Alopecia Areata

Alopecia areata (AA) is probably the third most common form of hair loss dermatologists see, after androgenetic alopecia and telogen effluvium. The lifetime risk for AA is nearly 2%, or two in every 100 people will get AA at some point in their lives. It is not contagious; you can't catch AA from someone who has it.

Researchers believe AA is an autoimmune disease such as rheumatoid arthritis, but in this case the individual's own immune system attacks hair follicles instead of bone joints. Just why or how AA develops is not clear. For whatever reason, the immune system is inappropriately activated and attacks hair follicles. Research using several disease models shows certain types of lymphocytes play a primary role in the hair loss. They seem to attack the hair follicles, mistakenly thinking that somehow they are a threat to the rest of the body.

AA can affect men, women, and children. It often appears as well-defined circular bald patches on the scalp. Many people will get just one or two patches, but for some the hair loss can be extensive.

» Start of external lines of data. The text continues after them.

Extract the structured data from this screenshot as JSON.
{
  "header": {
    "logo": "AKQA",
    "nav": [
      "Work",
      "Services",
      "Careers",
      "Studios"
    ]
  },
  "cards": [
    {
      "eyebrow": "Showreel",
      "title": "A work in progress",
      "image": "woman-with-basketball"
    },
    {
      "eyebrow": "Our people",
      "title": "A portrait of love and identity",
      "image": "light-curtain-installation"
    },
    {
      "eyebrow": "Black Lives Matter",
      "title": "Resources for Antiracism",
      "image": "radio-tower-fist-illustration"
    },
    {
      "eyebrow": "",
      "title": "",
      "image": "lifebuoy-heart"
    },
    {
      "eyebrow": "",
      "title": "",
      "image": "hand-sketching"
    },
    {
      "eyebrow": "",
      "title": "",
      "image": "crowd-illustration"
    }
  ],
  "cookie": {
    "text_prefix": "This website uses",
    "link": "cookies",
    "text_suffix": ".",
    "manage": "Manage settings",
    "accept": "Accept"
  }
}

Unfortunately, children who develop AA before puberty are most likely to develop more extensive and persistent hair loss.

Hair loss that spreads to cover the entire scalp is called alopecia totalis. If it spreads over the entire body, affecting scalp, eyebrows, lashes, beard, pubic hair, and everything else, then the condition is called alopecia universalis. If the alopecia is just limited to the beard area in men, it is called alopecia barbae.

The inflammation involved in AA focuses on the roots of hair follicles deep in the skin. As a result there is very little visible at the skin surface. There is no redness and often no pain, although a few people do find their skin itchy or painful to touch in the very early stages of AA development. Usually, though, there is no sensation -- just a patchy shedding of hair.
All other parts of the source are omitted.